Non, le film n’a qu’une vocation, c’est de faire un état des lieux. On ne met pas en scène des enfants qui manifesteraient, ou s’engageraient en politique. C’est l’étape d’après en fait : ils n’attendent plus l’autorisation des adultes, ils se mettent à agir. Je ne voudrais pas que les gens pensent qu’il y a une quelconque leçon de morale donnée par le film. Il me semble que, dans la construction narrative, c’est comme si le caméraman n’était jamais au courant de ce qui allait se passer. Petit à petit, les gens commencent à être convertis par les gosses et, plus, le film lui-même commence à être converti.
Louis Garrel, quel cinéphile es-tu?
Le film est aussi un portrait satirique de ta génération, que tu dépeins comme matérialiste, engoncée dans son confort, et qui n’a rien à faire du réchauffement climatique.
J’ai un copain qui m’a dit que c’était une satire générale. Sur l’écologie, le réchauffement climatique, le verbe, les mots sont tellement partout, on a l’impression qu’ils n’ont aucun effet, ils sont comme anesthésiants. Dans la tête des gens, quand on dit le mot « écolo », ça fait penser à la bourgeoisie qui a du temps pour se soucier des tomates.
Je pense qu’il faudrait maintenant parler de survie. Ce n’est pas l’idée d’être gentil avec la planète, les animaux, c’est un réflexe, un sursaut anthropologique. Ce n’est pas moi qui fais la leçon par rapport à ça, ni le film, ce sont les enfants. Enfin même pas : ils engueulent les adultes mais ils ont déjà agi. J’ai écouté Bruno Latour, un sociologue qui travaille beaucoup sur cette question. Il dit que la situation est désespérée mais en même temps il dit que c’est génial, car il s’agit d’une révolution des esprits, ça ouvre une multitude de perspectives.
Abel, Joseph, Marianne… Tu mets en scène la même famille que dans ton précédent long, L’Homme fidèle. Tu imagines La Croisade comme une sorte de suite ?
Oui, c’est une idée du producteur qui me dit même qu’on devrait faire un troisième volet. Un peu comme la série des James Bond, mais à échelle réduite. Ce serait sans Jean-Claude, donc je suis un peu triste, mais j’aimerais bien en faire un troisième film plus centré sur le personnage joué par Laetitia Casta.
Ta vision des enfants, aussi bien dans L’Homme fidèle que La Croisade, c’est qu’ils ont plusieurs coups d’avance sur les adultes.
Certains des acteurs de leur âge n’étaient pas concernés par la question de la survie.

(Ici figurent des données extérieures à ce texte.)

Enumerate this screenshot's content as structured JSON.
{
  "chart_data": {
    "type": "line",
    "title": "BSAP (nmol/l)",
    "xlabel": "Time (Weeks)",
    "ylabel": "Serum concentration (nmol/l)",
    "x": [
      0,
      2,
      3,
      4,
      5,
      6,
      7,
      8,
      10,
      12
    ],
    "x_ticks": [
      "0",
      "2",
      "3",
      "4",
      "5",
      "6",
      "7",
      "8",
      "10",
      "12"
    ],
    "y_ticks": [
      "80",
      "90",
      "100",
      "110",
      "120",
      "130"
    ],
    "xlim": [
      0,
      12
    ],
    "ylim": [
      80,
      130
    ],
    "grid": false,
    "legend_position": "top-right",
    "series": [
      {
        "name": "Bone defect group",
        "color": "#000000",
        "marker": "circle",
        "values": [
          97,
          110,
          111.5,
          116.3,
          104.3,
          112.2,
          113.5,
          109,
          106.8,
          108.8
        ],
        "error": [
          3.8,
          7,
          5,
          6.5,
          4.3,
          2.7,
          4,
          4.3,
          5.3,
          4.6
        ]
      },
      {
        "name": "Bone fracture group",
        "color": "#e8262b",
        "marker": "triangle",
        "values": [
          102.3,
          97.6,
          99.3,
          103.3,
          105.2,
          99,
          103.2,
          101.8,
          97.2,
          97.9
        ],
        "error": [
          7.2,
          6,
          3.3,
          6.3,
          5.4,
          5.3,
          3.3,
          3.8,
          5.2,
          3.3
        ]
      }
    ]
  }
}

Donc il fallait les convertir un peu, je leur ai dit : « Faites-moi croire que ça vous intéresse ». Joseph Engel, par exemple, ça ne l’intéressait pas tellement. J’ai fait des ateliers avec tous les enfants, j’ai fait venir un géographe pour qu’il leur explique un peu ce pour quoi leurs personnages luttent dans le film.
À travers le personnage joué par Joseph Engel, le film est aussi un récit de première fois.
C’est surtout un récit de précocité. Je me suis autorisé à écrire ça quand j’ai vu Mid 90’s de Jonah Hill. Il y a une scène super dans ce film où l’ado se fait draguer par une fille beaucoup plus âgée que lui. Je me suis dit, c’est super scandaleux et en même temps c’est super vrai. Il a 12 ans et elle 17 : cet écart de 5 ans qui n’est rien devenu adulte, à cet âge-là ça devient les chutes du Niagara !
Quels cinéastes de l’enfance sont importants pour toi ?
A chaque fois je le cite, mais je ne peux rien y faire. François Truffaut, disait « Quand je dirige des enfants, je m’assieds à leur niveau. » Pour moi, Les 400 coups, c’est le film sur l’enfance le plus impressionnant. Il y a aussi qui a réussi à dire que les enfants peuvent aussi être des cons. J’y ai pensé pendant l’écriture. Ce que je déteste, c’est quand les enfants sont utilisés comme des marionnettes, des robots dans les films.